C'EST LA VIE - THAT'S LIFE

Living in France for 3 months with Jeannine & Roger

Norway

Montmoreau-Saint-Cybard 12th April

As we have mentioned France shuts at lunchtime, mostly from 12.00 to 2.00pm, but our local superette shuts from 12.30 to 3.00pm. Ever wonder what people do in that time? Well, they go home, they rest and they eat and therefore cafes have to offer a 2 hour lunch option.

Our taste of France today took us to the village of Montmoreau-Saint-Cybard to try a typical 3-course lunch menu. For 14.50 Euro each we had a choice between
Entrée - hot goats cheese parcels or Bulots, translates to sea snails, which is clearly our word of the day, to be remembered and not ordered
Main – crispy skin fish on rice or gammon steak and potatoes on polenta
Dessert – cheese board or crème fraiche with raspberry coulis
All courses come with lashings of soft baguette.

You can probably guess that we didn’t have the sea snails or the ham steak. It was an interesting experience, cheap if 1 Euro was NZ$1, the entrée and dessert were nice, quick to the table and at the right temperature. However for a chef that worked at Claridges in London the fish and rice was lacking seasoning, the skin was not crispy, the rice was luke warm and I had 2 bones in my fish. The restaurant is new and obviously hasn’t experienced a busy day before because we were asked to keep our dirty cutlery after entrée as they were short. Not all diners got the same size portions and the fish looked inconsistently cooked. Possibly the French don’t make good beer because the waiters suggestion was to try the Belgian beer. We left them a small tip so they could afford more cutlery and so future diners don’t have to share the few sets of salt and pepper shakers.

After lunch we went to Condeon for a Windmill geocache and to do a driveby of Reza Mahammad’s cookery workshop. If the name sounds familiar, he appears on Food TV a lot. For a mere NZ$500 you can attend 2 of his workshops; probably not. We couldn’t find his house but did find the cache.
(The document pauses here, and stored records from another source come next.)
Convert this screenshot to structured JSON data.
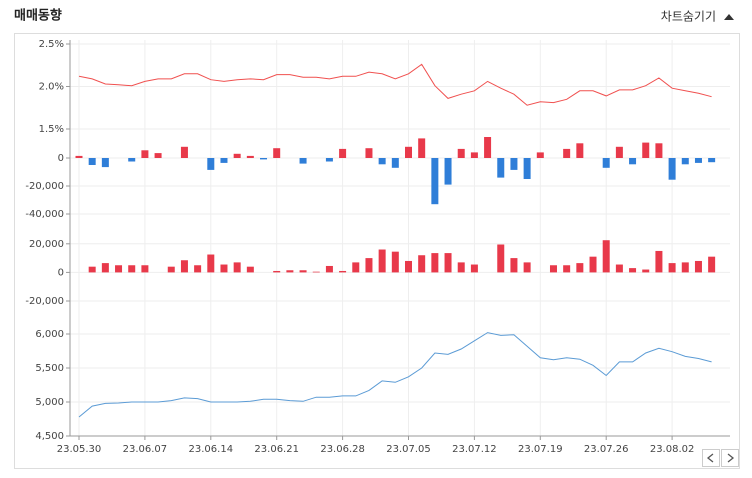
{
  "header": {
    "title": "매매동향",
    "toggle": "차트숨기기"
  },
  "chart_data": {
    "type": "panels",
    "grid": true,
    "categories": [
      "23.05.30",
      null,
      null,
      null,
      null,
      "23.06.07",
      null,
      null,
      null,
      null,
      "23.06.14",
      null,
      null,
      null,
      null,
      "23.06.21",
      null,
      null,
      null,
      null,
      "23.06.28",
      null,
      null,
      null,
      null,
      "23.07.05",
      null,
      null,
      null,
      null,
      "23.07.12",
      null,
      null,
      null,
      null,
      "23.07.19",
      null,
      null,
      null,
      null,
      "23.07.26",
      null,
      null,
      null,
      null,
      "23.08.02",
      null,
      null,
      null
    ],
    "panels": [
      {
        "type": "line",
        "color": "#f0504f",
        "ylim": [
          1.5,
          2.5
        ],
        "yticks": [
          {
            "value": 2.5,
            "label": "2.5%"
          },
          {
            "value": 2.0,
            "label": "2.0%"
          },
          {
            "value": 1.5,
            "label": "1.5%"
          }
        ],
        "values": [
          2.12,
          2.09,
          2.03,
          2.02,
          2.01,
          2.06,
          2.09,
          2.09,
          2.15,
          2.15,
          2.08,
          2.06,
          2.08,
          2.09,
          2.08,
          2.14,
          2.14,
          2.11,
          2.11,
          2.09,
          2.12,
          2.12,
          2.17,
          2.15,
          2.09,
          2.15,
          2.26,
          2.01,
          1.86,
          1.91,
          1.95,
          2.06,
          1.98,
          1.91,
          1.78,
          1.82,
          1.81,
          1.85,
          1.95,
          1.95,
          1.89,
          1.96,
          1.96,
          2.01,
          2.1,
          1.98,
          1.95,
          1.92,
          1.88
        ]
      },
      {
        "type": "bar",
        "positive_color": "#e8394a",
        "negative_color": "#2f7ed8",
        "ylim": [
          -45000,
          15000
        ],
        "yticks": [
          0,
          {
            "value": -20000,
            "label": "-20,000"
          },
          {
            "value": -40000,
            "label": "-40,000"
          }
        ],
        "values": [
          1500,
          -5000,
          -6500,
          0,
          -2500,
          5500,
          3500,
          0,
          8000,
          0,
          -8500,
          -3500,
          3000,
          1500,
          -1000,
          7000,
          0,
          -4000,
          0,
          -2500,
          6500,
          0,
          7000,
          -4500,
          -7000,
          8000,
          14000,
          -33000,
          -19000,
          6500,
          4000,
          15000,
          -14000,
          -8500,
          -15000,
          4000,
          0,
          6500,
          10500,
          0,
          -7000,
          8000,
          -4500,
          11000,
          10500,
          -15500,
          -4500,
          -3500,
          -3000
        ]
      },
      {
        "type": "bar",
        "positive_color": "#e8394a",
        "negative_color": "#2f7ed8",
        "ylim": [
          -20000,
          30000
        ],
        "yticks": [
          {
            "value": 20000,
            "label": "20,000"
          },
          0,
          {
            "value": -20000,
            "label": "-20,000"
          }
        ],
        "values": [
          0,
          4000,
          6500,
          5000,
          5000,
          5000,
          0,
          4000,
          8500,
          5000,
          12500,
          5500,
          7000,
          4000,
          0,
          1000,
          1500,
          1500,
          500,
          4500,
          1000,
          7000,
          10000,
          16000,
          14500,
          8000,
          12000,
          13500,
          13500,
          7000,
          5500,
          0,
          19500,
          10000,
          7000,
          0,
          5000,
          5000,
          6500,
          11000,
          22500,
          5500,
          3000,
          2000,
          15000,
          6500,
          7000,
          8000,
          11000
        ]
      },
      {
        "type": "line",
        "color": "#5b9bd5",
        "ylim": [
          4500,
          6250
        ],
        "yticks": [
          {
            "value": 6000,
            "label": "6,000"
          },
          {
            "value": 5500,
            "label": "5,500"
          },
          {
            "value": 5000,
            "label": "5,000"
          },
          {
            "value": 4500,
            "label": "4,500"
          }
        ],
        "values": [
          4780,
          4940,
          4980,
          4985,
          5000,
          5000,
          5000,
          5020,
          5060,
          5050,
          5000,
          5000,
          5000,
          5010,
          5040,
          5040,
          5020,
          5010,
          5070,
          5070,
          5090,
          5090,
          5170,
          5310,
          5290,
          5370,
          5500,
          5720,
          5700,
          5780,
          5900,
          6020,
          5980,
          5990,
          5820,
          5650,
          5620,
          5650,
          5630,
          5540,
          5390,
          5590,
          5590,
          5720,
          5790,
          5740,
          5670,
          5640,
          5590
        ]
      }
    ]
  }
}
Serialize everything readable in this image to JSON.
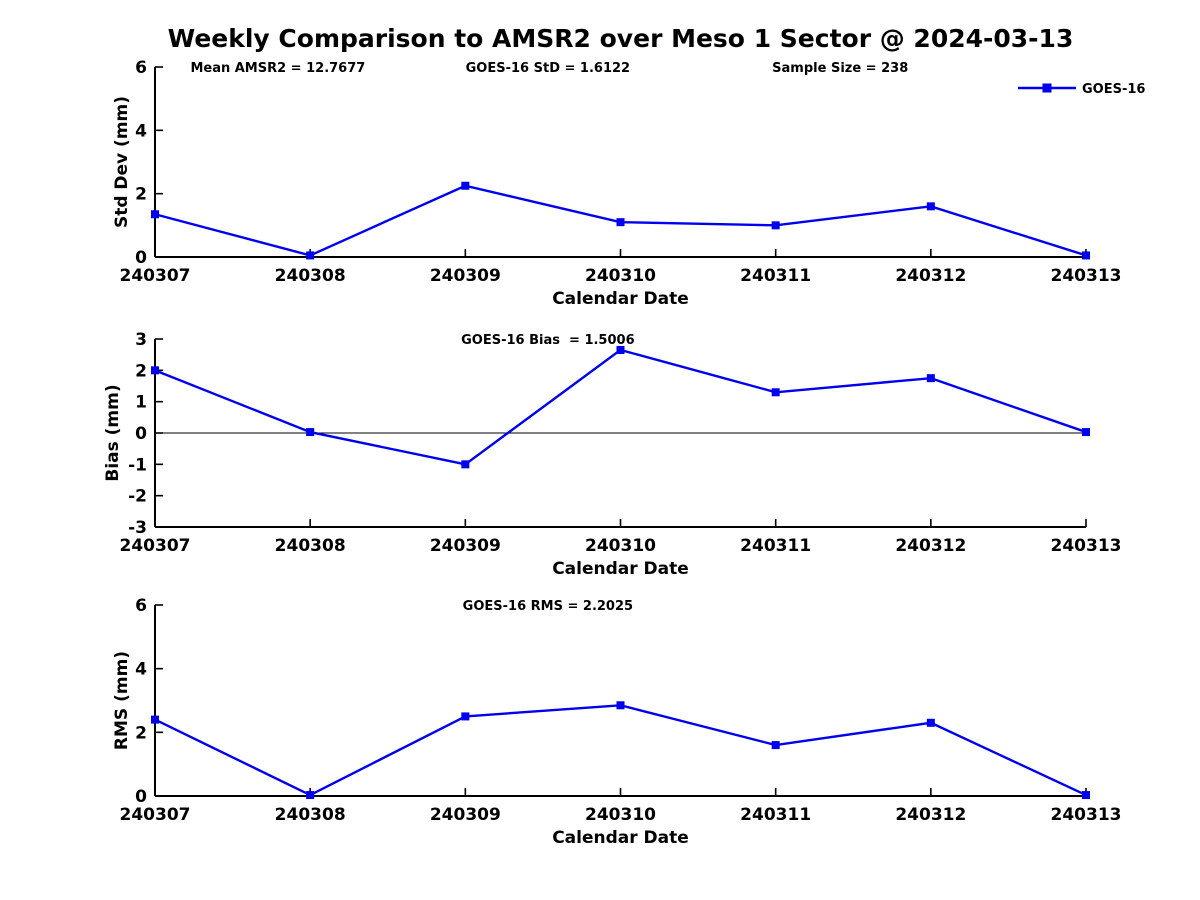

Our history lesson came from the town of Baignes-Sainte-Radegonde as we did a cache around the 14th century town born out of the Hundred Year’s War. That’s another about France and England not getting on; nothing much has changed, they still don’t like each other, but that’s life in this part of the world. Anyway we saw the old abbey, church, chateau and boys school (as per photos), but didn’t find the cache. (Ed: yet)

Jeannine & Roger

A couple of people who decided to try living in France for three months, to absorb some of the culture and to try a diet of Baguette, cheese and wine.